US envoy Witkoff claims Trump wants to ‘build trust’ with Iran

March 22, 2025 - 17:5

US President Donald Trump is attempting to build trust with Iran to avoid an armed conflict, Washington's Middle East envoy, Steve Witkoff, said in an interview released late on Friday.

On March 7, Trump said he had sent a letter to Iran's Leader, Ayatollah Ali Khamenei, urging a resumption of negotiations about the Iranian nuclear program.

“It roughly said: 'I'm a president of peace. That's what I want. There's no reason for us to do this militarily. We should talk,'” Witkoff told right-wing political commentator Tucker Carlson, The National reported.

Ayatollah Khamenei, in a televised speech on Friday, said: “The Americans should know threats will get them nowhere when confronting Iran.”

Witkoff added the U.S. is continuing discussions with Iran through “back channels, through multiple countries and multiple conduits”.

Trump is “open to an opportunity to clean it all up with Iran, where they come back to the world and be a great nation once again … He wants to build trust with them,” he said.

In his first presidential term, Trump abandoned the multilateral nuclear deal with Iran in 2018 though the agreement was endorsed by UN Security Council resolution 2231.

The nuclear deal, officially called the Joint Comprehensive Plan of Action (JCPOA), was working effectively well.

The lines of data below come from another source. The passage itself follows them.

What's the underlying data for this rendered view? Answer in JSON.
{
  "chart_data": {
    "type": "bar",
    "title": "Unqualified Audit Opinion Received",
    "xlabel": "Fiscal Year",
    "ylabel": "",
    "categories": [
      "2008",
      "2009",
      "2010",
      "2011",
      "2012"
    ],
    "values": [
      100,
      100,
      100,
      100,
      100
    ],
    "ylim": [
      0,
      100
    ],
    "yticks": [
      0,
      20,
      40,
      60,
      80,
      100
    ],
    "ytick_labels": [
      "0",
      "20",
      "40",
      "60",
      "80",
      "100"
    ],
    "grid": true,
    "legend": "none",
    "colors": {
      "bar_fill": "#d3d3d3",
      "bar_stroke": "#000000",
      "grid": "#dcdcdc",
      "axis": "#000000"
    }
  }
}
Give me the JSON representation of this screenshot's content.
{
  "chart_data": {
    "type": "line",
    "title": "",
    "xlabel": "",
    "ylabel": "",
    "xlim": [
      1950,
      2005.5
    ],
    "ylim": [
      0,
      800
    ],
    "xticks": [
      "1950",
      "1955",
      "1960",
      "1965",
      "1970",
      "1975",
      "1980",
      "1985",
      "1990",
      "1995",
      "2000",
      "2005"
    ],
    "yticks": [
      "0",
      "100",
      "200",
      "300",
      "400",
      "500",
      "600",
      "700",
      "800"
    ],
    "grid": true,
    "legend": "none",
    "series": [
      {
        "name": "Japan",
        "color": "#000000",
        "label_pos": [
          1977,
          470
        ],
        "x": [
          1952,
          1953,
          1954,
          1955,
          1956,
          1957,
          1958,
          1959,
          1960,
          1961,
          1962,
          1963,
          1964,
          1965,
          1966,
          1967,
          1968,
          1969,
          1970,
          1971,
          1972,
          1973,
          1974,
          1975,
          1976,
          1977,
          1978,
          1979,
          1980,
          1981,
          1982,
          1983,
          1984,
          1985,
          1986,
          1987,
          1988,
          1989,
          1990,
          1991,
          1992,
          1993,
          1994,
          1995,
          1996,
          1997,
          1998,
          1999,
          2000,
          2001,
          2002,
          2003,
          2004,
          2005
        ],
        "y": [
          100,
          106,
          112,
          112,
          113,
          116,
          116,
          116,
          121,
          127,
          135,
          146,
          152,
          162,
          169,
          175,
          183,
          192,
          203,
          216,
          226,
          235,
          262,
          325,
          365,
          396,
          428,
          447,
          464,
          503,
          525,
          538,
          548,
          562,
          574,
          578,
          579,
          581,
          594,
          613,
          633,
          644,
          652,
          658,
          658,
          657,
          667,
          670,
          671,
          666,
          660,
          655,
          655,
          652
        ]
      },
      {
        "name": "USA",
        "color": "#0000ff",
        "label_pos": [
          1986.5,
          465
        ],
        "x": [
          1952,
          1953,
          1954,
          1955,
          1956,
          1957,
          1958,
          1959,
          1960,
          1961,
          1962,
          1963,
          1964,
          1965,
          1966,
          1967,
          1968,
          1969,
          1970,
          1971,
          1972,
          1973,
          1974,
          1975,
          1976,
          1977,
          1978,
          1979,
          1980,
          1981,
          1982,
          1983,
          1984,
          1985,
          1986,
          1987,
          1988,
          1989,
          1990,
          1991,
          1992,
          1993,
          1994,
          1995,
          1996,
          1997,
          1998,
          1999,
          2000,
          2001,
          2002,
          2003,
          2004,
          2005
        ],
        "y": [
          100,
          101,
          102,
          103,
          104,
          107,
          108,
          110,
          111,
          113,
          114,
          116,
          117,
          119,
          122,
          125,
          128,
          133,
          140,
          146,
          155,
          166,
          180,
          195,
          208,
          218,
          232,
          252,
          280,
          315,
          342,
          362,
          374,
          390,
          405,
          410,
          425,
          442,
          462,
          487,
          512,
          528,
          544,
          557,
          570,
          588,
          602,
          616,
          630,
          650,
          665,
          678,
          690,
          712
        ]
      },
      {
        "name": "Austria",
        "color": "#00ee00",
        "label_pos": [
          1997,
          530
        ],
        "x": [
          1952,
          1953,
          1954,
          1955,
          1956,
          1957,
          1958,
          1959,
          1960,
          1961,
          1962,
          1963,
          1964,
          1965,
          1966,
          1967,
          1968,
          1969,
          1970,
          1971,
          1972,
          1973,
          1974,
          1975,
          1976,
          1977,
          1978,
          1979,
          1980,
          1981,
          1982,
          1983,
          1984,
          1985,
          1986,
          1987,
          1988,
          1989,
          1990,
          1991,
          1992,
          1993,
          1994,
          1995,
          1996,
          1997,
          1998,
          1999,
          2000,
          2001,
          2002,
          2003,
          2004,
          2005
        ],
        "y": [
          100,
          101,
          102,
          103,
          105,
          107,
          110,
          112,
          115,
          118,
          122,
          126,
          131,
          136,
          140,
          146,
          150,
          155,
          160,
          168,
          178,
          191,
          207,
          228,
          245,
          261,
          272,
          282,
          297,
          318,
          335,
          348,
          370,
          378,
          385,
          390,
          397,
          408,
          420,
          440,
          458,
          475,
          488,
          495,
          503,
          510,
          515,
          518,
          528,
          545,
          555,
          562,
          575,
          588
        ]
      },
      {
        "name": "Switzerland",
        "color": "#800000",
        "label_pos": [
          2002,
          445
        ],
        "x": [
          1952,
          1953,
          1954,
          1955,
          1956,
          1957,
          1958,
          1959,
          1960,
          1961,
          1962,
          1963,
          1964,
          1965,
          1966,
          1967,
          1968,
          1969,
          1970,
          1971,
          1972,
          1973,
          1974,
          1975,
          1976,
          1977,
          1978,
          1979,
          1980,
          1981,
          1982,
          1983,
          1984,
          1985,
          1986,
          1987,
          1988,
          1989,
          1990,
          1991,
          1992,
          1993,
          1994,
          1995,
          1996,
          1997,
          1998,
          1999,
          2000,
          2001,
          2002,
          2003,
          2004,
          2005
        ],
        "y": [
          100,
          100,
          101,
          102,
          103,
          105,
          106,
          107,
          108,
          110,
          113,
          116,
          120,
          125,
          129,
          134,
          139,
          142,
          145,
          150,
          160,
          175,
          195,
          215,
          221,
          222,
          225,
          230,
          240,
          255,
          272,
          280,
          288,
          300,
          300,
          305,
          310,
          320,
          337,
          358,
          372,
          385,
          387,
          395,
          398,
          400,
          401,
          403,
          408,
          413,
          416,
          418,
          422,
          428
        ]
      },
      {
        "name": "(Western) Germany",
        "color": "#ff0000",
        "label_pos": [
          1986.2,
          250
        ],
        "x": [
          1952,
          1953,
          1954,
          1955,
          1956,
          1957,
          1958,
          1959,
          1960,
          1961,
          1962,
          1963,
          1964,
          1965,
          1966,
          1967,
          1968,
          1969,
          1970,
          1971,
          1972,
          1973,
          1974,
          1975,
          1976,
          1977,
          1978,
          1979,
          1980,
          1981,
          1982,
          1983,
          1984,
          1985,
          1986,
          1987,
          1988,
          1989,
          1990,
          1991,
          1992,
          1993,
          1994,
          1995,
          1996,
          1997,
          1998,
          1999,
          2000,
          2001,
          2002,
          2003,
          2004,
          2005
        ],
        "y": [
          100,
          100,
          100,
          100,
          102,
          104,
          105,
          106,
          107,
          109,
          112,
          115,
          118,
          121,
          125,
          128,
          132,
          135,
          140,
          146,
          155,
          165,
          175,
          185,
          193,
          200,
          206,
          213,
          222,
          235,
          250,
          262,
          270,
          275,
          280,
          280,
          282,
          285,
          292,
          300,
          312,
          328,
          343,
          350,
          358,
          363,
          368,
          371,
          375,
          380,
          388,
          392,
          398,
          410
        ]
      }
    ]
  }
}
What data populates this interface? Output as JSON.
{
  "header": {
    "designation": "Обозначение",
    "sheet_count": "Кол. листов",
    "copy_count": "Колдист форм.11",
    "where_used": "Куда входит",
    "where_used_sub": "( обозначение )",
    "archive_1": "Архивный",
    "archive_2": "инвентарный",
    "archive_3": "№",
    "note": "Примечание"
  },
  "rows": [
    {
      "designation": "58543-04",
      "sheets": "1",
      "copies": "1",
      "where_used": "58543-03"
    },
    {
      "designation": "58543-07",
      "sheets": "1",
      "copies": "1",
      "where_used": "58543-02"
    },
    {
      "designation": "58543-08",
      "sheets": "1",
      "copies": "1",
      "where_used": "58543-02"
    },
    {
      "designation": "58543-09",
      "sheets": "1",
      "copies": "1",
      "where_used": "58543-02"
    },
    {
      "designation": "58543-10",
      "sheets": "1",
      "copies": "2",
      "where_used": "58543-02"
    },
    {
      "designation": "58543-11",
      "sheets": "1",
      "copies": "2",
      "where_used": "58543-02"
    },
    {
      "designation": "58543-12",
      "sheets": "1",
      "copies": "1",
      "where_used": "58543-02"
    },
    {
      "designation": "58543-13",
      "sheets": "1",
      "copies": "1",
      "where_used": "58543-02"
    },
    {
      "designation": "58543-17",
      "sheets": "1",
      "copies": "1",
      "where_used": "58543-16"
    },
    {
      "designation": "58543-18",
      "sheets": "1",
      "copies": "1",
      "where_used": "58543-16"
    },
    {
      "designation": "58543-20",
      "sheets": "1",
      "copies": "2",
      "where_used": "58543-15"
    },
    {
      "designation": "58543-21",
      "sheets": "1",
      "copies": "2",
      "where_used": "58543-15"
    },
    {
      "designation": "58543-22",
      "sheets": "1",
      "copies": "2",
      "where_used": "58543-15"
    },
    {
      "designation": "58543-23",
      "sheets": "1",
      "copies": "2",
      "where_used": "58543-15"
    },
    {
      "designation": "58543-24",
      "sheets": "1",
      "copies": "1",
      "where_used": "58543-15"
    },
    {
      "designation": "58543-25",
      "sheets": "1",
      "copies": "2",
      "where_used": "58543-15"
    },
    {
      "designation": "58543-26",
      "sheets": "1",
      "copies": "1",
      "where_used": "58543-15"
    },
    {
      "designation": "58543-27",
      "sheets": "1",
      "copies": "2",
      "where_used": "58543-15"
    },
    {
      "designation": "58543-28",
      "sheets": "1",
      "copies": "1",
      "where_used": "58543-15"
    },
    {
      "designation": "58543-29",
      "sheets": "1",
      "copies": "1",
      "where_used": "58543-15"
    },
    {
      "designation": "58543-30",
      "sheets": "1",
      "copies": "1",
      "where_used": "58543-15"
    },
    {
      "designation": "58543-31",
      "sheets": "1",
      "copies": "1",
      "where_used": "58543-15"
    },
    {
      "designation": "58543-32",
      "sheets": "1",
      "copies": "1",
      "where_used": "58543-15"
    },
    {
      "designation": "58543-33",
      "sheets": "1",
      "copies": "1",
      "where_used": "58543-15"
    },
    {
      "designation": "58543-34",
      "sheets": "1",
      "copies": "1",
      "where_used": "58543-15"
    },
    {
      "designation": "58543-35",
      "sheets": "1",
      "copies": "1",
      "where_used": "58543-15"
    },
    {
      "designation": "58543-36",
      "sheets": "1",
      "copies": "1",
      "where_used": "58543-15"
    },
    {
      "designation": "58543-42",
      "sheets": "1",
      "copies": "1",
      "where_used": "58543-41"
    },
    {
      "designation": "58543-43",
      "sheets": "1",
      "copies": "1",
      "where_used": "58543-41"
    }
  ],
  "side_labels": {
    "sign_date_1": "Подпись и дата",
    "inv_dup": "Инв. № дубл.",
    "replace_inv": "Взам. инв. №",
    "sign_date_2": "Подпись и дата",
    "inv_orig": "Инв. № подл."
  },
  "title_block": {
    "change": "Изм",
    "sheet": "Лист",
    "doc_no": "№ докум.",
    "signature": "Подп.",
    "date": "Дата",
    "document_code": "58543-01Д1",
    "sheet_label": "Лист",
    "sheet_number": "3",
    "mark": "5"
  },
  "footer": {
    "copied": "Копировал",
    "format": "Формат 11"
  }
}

The International Atomic Energy Agency (IAEA), the UN’s nuclear watchdog, confirmed that Iran was fully loyal to the terms of the agreement.

Jake Sullivan, who served as national security advisor to President Joe Biden, said Trump quit the deal because it was signed by Barack Obama’s administration.

The deal signed between Iran, five permanent members of the UN Security Council and the European Union, put the toughest inspections on Iran’s nuclear program.

Under the agreement, Iran agreed to put limits on its nuclear activities in exchange for termination of economic and financial sanctions. Even after Trump withdrew from the deal, Iran remained fully committed to the agreement for a full year. However, seeing no action by the European sides to compensate for the U.S. sanctions it started to gradually lift nuclear activities.